La presse russe estimait mardi que les expulsions coordonnées de diplomates russes par une vingtaine de pays après l’empoisonnement d’un ex-agent russe plongeaient les relations entre Moscou et les Occidentaux dans une nouvelle « période de Guerre froide ».
« La relation entre la Russie et l’Occident entre dans une période de Guerre froide à part entière », résume l’analyste Fiodor Loukianov dans les pages du quotidien Vedomosti, estimant que les expulsions « sont particulièrement destructrices pour les relations russo-américaines ».
« Ce n’est pas la fin de l’escalade, il est clair qu’elle va s’aggraver, on s’attend à des mesures encore plus sévères qu’avant, des sanctions économiques contre la Russie », prévient-t-il.
Il s’agit d’une « flashmob russophobe », titre le quotidien Izvestia, tandis que le journal Nezavissimaïa Gazeta rappelle qu' »il n’y avait encore jamais eu d’expulsions coordonnées ».
Selon le quotidien Kommersant, « ces mesures d’une rigueur sans précédent (…) sont un nouvel élément dans l’aggravation des relations entre la Russie et les Occidentaux ».
Pour la radio indépendante Ekho Moskvy, « toute la politique de la Russie concentre son énergie dans l’autodestruction depuis 2014 », année de l’annexion de la péninsule ukrainienne de Crimée par Moscou, qui a été suivie par une série de sanctions occidentales.

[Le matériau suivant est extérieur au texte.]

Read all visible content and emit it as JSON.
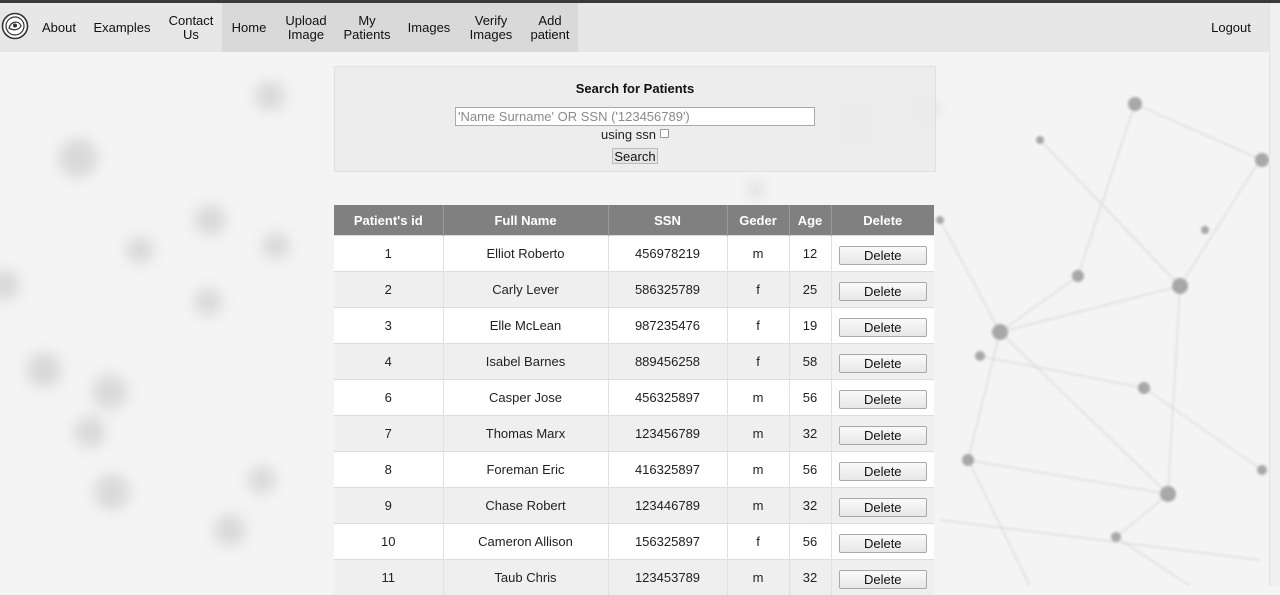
{
  "nav": {
    "logo_icon": "clinic-logo-icon",
    "items": [
      {
        "label": "About",
        "active": false
      },
      {
        "label": "Examples",
        "active": false
      },
      {
        "label": "Contact Us",
        "active": false
      },
      {
        "label": "Home",
        "active": true
      },
      {
        "label": "Upload Image",
        "active": true
      },
      {
        "label": "My Patients",
        "active": true
      },
      {
        "label": "Images",
        "active": true
      },
      {
        "label": "Verify Images",
        "active": true
      },
      {
        "label": "Add patient",
        "active": true
      }
    ],
    "logout": "Logout"
  },
  "search": {
    "title": "Search for Patients",
    "placeholder": "'Name Surname' OR SSN ('123456789')",
    "value": "",
    "ssn_label": "using ssn",
    "ssn_checked": false,
    "button": "Search"
  },
  "table": {
    "headers": [
      "Patient's id",
      "Full Name",
      "SSN",
      "Geder",
      "Age",
      "Delete"
    ],
    "delete_label": "Delete",
    "rows": [
      {
        "id": "1",
        "name": "Elliot Roberto",
        "ssn": "456978219",
        "gender": "m",
        "age": "12"
      },
      {
        "id": "2",
        "name": "Carly Lever",
        "ssn": "586325789",
        "gender": "f",
        "age": "25"
      },
      {
        "id": "3",
        "name": "Elle McLean",
        "ssn": "987235476",
        "gender": "f",
        "age": "19"
      },
      {
        "id": "4",
        "name": "Isabel Barnes",
        "ssn": "889456258",
        "gender": "f",
        "age": "58"
      },
      {
        "id": "6",
        "name": "Casper Jose",
        "ssn": "456325897",
        "gender": "m",
        "age": "56"
      },
      {
        "id": "7",
        "name": "Thomas Marx",
        "ssn": "123456789",
        "gender": "m",
        "age": "32"
      },
      {
        "id": "8",
        "name": "Foreman Eric",
        "ssn": "416325897",
        "gender": "m",
        "age": "56"
      },
      {
        "id": "9",
        "name": "Chase Robert",
        "ssn": "123446789",
        "gender": "m",
        "age": "32"
      },
      {
        "id": "10",
        "name": "Cameron Allison",
        "ssn": "156325897",
        "gender": "f",
        "age": "56"
      },
      {
        "id": "11",
        "name": "Taub Chris",
        "ssn": "123453789",
        "gender": "m",
        "age": "32"
      }
    ]
  },
  "colors": {
    "navbar": "#e7e7e7",
    "navbar_active": "#d9d9d9",
    "table_header": "#808080",
    "top_line": "#3a3a3a"
  }
}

« Plus la relation entre la Russie et l’Occident est mauvaise, mieux se porte le président » Vladimir Poutine, assure Ekho Moskvy. « Si vous êtes dans une citadelle assiégée, vous devez constamment provoquer des attaques (…) sinon votre légitimité est perdue. »
La télévision russe Pervy Kanal, la plus regardée en Russie, a dénoncé de son côté « une guerre d’informations transformée en guerre diplomatique » contre Moscou. « Pourquoi de telles mesures, alors qu’il n’y a pas eu de mort? », a-t-elle demandé.
« Le pire dans tout ça, c’est cette sensation d’irrationnel », a insisté la chaîne de télévision NTV, accusant « l’élite américaine » d’en être la cause .
Vingt-trois pays, dont 16 membres de l’Union européenne, ont décidé d’expulser au moins 116 diplomates russes, dans le cadre de représailles du camp occidental après l’empoisonnement de l’ex-espion russe Sergueï Skripal sur le sol britannique le 4 mars, imputé par Londres par Moscou.
Washington mène de loin le mouvement avec l’expulsion de 60 diplomates russes considérés comme des « agents de renseignement » et la fermeture du consulat de Russie à Seattle, sur la côte Ouest.
Moscou a aussitôt dénoncé un « geste provocateur » et promis de riposter à son tour. « La Russie n’a jamais eu et n’a rien à voir avec cette affaire », a répété le Kremlin.
Lundi soir, la porte-parole du ministère russe des Affaires étrangères Maria Zakharova a appelé Londres et Washington à rendre publics les éléments « prouvant l’implication de (la Russie) dans un crime aussi terrible », selon l’agence de presse RIA Novosti.
« J’espère que tôt ou tard, le bon sens qu’ont conservé quelques responsables aux Etats-Unis concernant les relations avec la Russie, triomphera », a lancé pour sa part le vice-ministre russe des Affaires étrangères Sergueï Riabkov, cité par RIA Novosti.
De nombreux observateurs éminents, dont l’ex-Chef d’état major du Commandement des 24 écoles de formation de l’Armée de Terre française, le général français Dominique Delaware suspectent les accusations britanniques contre Moscou et n’excluent pas que Londres aient orchestré cette attaque pour justifier des sanctions supplémentaires contre la Russie.